Schopenhauer on What Constitues Philosophy

In most introductory philosophical textbooks, the standard definition of philosophy presented is usually etymological in nature. It is pointed out that philo and sophy are derived from the words that mean love and wisdom respectively in Ancient Greek, so philosophy is presented as an enquiry into wisdom and left at that.

For the purposes of an introductory textbook, such a definition I suppose is decent enough. Schopenhauer, however, gets much closer to the truth, if not hitting it directly, when he talks of philosophy as follows in his The World as Will and Representation:
The mode of explanation employed in various fields of study explains things in reference to one another, but it always leaves unexplained something that it presupposes. In mathematics, for example, this is space and time; in mechanics, physics, and chemistry, it is matter, qualities, original forces, laws of nature; in botany and zoology, it is the difference of species and life itself; in history, it is the human race with all its characteristics of thought and will. And in all these it is the principle of sufficient reason in the form appropriate to each. Philosophy has the peculiarity of presupposing absolutely nothing as known; everything to it is equally strange and a problem, not only the relations of phenomena, but also those phenomena themselves.

Schopenhauer and Wittgenstein's Ladder

Wittgenstein was one of the few philosophers of note that did not read much of what other philosophers had written. One exception, however, was the work of Schopenhauer.

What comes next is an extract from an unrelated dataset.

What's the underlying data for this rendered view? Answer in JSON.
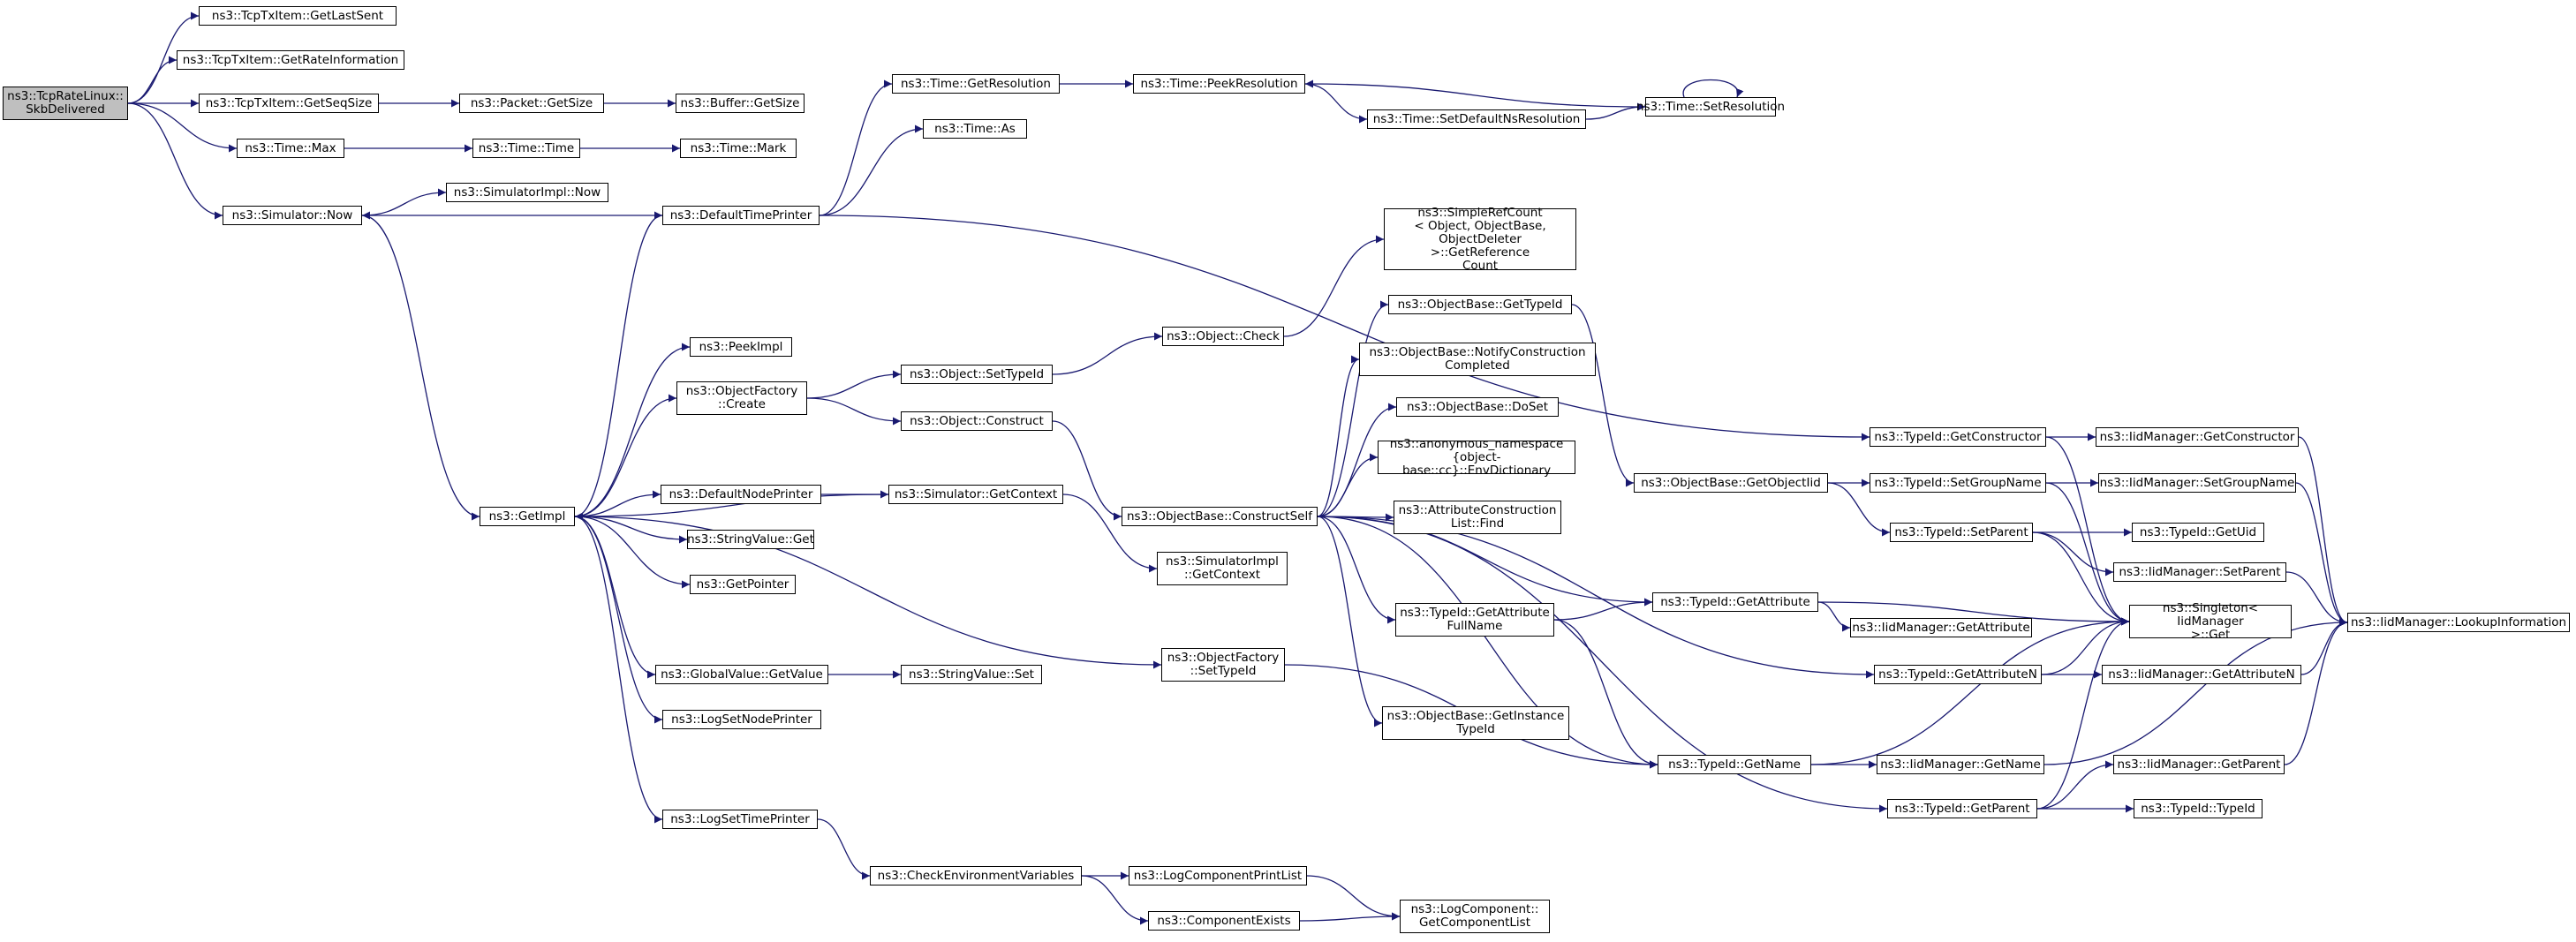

I presented Wittgenstein's ladder to you before, but the germ behind the philosophy and the metaphor itself can be found in Schopenhauer's The World as Will and Representation as follows:
Perception is not only the source of all knowledge, but is itself knowledge par excellence; it alone is the unconditionally true genuine knowledge, fully worthy of the name. For it alone imparts insight proper; it alone is actually assimilated by man, passes into his inner nature, and can quite justifiably be called his, whereas the concepts merely cling to him.
And later:
For the man who studies to gain insight, books and studies are merely rungs of the ladder on which he climbs to the summit of knowledge. As soon as a rung has raised him one step, he leaves it behind. On the other hand, the many who study in order to fill their memories do not use the rungs of the ladder for climbing, but take them off and load themselves with them to take away, rejoicing at the increasing weight of the burden. They remain below for ever, since they are carrying what ought to have carried them.